“不然.”他没有说后面的话。
“不然什么?”你反问。
这是鸣人第一次在你面前没有直言,他从来都是想到什么说什么的,至少不会把话说到一半就停下来。
他抱住了你。
他的下巴抵在你的肩窝里,金色的头发蹭着你的脖子,发丝是软的。
“我会找到你无论在哪。”
鸣人此刻的肋骨硌着你的肋骨,因为他在等,等你也站在悬崖边上往下看一眼,等你发现悬崖下面不是深渊,而是他。
天台上风很大,太阳在云的后面,光从云的边缘漏下来,落在在你们的身上,落在那块被咬了一半的、已经凉了的红薯上。
红薯的糖浆凝固了,在油纸上结成一层薄薄的琥珀色硬壳,甜甜的,黏在心上,洗不掉。
水泥地面被太阳晒了一上午,热气从底下往上蒸,隔着衣服都能感觉到干燥。
有人在靠近。
“前辈。”你正午休闭着眼睛。
脚步声停了一瞬,卡卡西在你身边坐下来,他的动作看起来很随意,身体往下沉,左腿盘起来,右腿伸直,和你隔了大概半臂的距离。
“你怎么知道是我?”
“因为只有你会用左脚先迈三
步、停顿一下、然后右脚迈两步,而且你在犹豫要不要上来。”
“我那是怕吵醒你。”卡卡西辩解道。
“所以你在三步和两步之间犹豫了很久?”你说完这些,风从眼睛上方吹过。
卡卡西有时候觉得,你的眼睛是闭着的反而更可怕。
卡卡西把那本橙色小书从口袋里掏出来,《亲热天堂》的最新卷,封面是彩色的,画着一个穿和服的女人。
“前辈来找我什么事?”
“没什么事。”卡卡西适应了从阳光到阴影的光线变化,他翻开的是目录页。
上面没有故事,没有情节,没有男主角对女主角说的任何一句话,只有章节标题和页码。
“那前辈在看什么?”
“看书。”
“好看吗?”
“还行。”
“哪一页?”你继续追着问,推着他往前走,推着他往你想要他去的地方走。
卡卡西低头看了一眼。
“.在找上次看到哪里。”他的目光没有从目录页上移开,好像如果他看得够久,章节标题会自己变成故事,页码会自己翻过去,目录会自己变成一本真正的书。

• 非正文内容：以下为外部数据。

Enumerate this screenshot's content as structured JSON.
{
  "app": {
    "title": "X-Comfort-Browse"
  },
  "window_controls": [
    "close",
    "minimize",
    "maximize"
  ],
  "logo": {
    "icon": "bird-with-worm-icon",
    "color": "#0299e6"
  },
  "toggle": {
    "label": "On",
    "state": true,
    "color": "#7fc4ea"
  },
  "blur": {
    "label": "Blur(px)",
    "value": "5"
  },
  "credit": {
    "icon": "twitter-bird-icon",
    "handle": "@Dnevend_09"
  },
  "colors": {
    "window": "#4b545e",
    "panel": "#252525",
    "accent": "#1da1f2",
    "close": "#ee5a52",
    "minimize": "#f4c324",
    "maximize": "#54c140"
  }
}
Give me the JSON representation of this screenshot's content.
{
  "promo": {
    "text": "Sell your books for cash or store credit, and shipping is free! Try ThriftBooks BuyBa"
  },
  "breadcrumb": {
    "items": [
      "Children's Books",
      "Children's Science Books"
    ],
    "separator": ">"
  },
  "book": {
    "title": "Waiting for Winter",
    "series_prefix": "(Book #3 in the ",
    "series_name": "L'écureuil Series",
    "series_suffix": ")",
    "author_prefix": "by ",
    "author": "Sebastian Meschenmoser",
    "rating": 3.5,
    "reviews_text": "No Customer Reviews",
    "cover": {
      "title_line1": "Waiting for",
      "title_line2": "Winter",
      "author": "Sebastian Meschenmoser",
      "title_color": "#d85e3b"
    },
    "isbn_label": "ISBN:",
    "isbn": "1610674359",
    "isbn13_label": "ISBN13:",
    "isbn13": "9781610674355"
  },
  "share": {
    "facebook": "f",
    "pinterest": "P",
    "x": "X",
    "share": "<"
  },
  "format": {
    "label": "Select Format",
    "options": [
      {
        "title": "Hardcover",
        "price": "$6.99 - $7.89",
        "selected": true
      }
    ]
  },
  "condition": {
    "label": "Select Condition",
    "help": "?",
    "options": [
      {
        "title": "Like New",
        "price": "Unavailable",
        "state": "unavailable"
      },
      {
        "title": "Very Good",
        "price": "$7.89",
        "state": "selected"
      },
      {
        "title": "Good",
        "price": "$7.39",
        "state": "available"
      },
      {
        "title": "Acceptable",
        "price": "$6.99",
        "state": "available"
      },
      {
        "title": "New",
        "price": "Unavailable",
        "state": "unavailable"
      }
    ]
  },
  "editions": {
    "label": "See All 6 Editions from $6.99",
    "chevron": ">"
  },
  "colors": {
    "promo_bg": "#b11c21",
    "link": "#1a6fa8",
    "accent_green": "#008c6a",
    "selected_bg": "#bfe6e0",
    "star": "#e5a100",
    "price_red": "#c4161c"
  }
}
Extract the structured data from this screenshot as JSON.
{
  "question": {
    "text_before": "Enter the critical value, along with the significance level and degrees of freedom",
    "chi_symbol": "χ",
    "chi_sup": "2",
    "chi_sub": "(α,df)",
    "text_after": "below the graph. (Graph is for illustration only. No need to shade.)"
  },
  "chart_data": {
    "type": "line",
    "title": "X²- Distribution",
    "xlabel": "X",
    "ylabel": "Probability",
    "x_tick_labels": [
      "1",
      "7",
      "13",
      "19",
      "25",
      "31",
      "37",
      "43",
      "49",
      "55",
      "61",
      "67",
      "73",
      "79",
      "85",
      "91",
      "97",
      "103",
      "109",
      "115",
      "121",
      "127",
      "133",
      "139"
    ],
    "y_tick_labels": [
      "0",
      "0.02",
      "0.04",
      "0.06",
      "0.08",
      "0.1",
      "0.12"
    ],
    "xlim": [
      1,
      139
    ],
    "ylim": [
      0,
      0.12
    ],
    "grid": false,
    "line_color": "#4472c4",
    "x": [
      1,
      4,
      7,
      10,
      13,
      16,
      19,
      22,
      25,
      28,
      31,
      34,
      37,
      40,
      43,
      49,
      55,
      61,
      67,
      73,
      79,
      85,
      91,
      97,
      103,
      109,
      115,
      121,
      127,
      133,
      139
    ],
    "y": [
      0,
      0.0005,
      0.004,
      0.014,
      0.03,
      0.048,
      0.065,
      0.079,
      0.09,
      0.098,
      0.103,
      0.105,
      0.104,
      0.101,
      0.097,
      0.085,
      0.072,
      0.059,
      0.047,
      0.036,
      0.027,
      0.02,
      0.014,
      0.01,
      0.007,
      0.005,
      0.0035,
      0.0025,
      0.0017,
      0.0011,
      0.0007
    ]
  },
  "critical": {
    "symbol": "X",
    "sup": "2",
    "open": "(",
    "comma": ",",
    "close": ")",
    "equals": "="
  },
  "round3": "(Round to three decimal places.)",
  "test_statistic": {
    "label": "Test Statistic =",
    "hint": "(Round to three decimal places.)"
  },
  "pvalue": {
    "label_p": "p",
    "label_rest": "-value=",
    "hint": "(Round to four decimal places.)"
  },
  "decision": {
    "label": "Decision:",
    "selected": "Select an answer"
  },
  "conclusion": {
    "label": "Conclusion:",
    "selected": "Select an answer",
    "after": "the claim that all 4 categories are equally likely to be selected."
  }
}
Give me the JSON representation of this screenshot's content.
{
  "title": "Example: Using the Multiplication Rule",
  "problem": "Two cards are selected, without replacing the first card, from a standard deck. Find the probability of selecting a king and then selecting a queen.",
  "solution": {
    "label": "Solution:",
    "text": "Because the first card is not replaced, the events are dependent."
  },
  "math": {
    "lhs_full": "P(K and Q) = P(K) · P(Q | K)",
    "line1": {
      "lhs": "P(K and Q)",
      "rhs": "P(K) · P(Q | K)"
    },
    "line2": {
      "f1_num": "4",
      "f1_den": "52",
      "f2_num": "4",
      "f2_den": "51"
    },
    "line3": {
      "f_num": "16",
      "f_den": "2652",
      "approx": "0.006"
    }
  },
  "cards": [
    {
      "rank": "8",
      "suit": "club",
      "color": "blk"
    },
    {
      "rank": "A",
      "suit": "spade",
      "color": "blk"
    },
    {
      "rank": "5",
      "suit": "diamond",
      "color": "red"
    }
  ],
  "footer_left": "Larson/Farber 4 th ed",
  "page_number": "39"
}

你睁开眼睛,“前辈,你上次看到第一百一十七页,第三行,男主角对女主角说:‘你明明知道我只喜欢你一个人,为什么还要假装不知道?’”
没有再看他,目光从卡卡西的脸上移开,移到了天空上,天空还是那么蓝,蓝得不真实,云还是浮在上面,沉不下去。
卡卡西的手指收紧了,书页在他的指间发出细微的褶皱声,纸张的纤维被拉扯着。
他记得那页,男主角说那句话时的表情是他自己想象出来的,他想象男主角看着女主角的脸,女主角的脸是你,“你记性真好。”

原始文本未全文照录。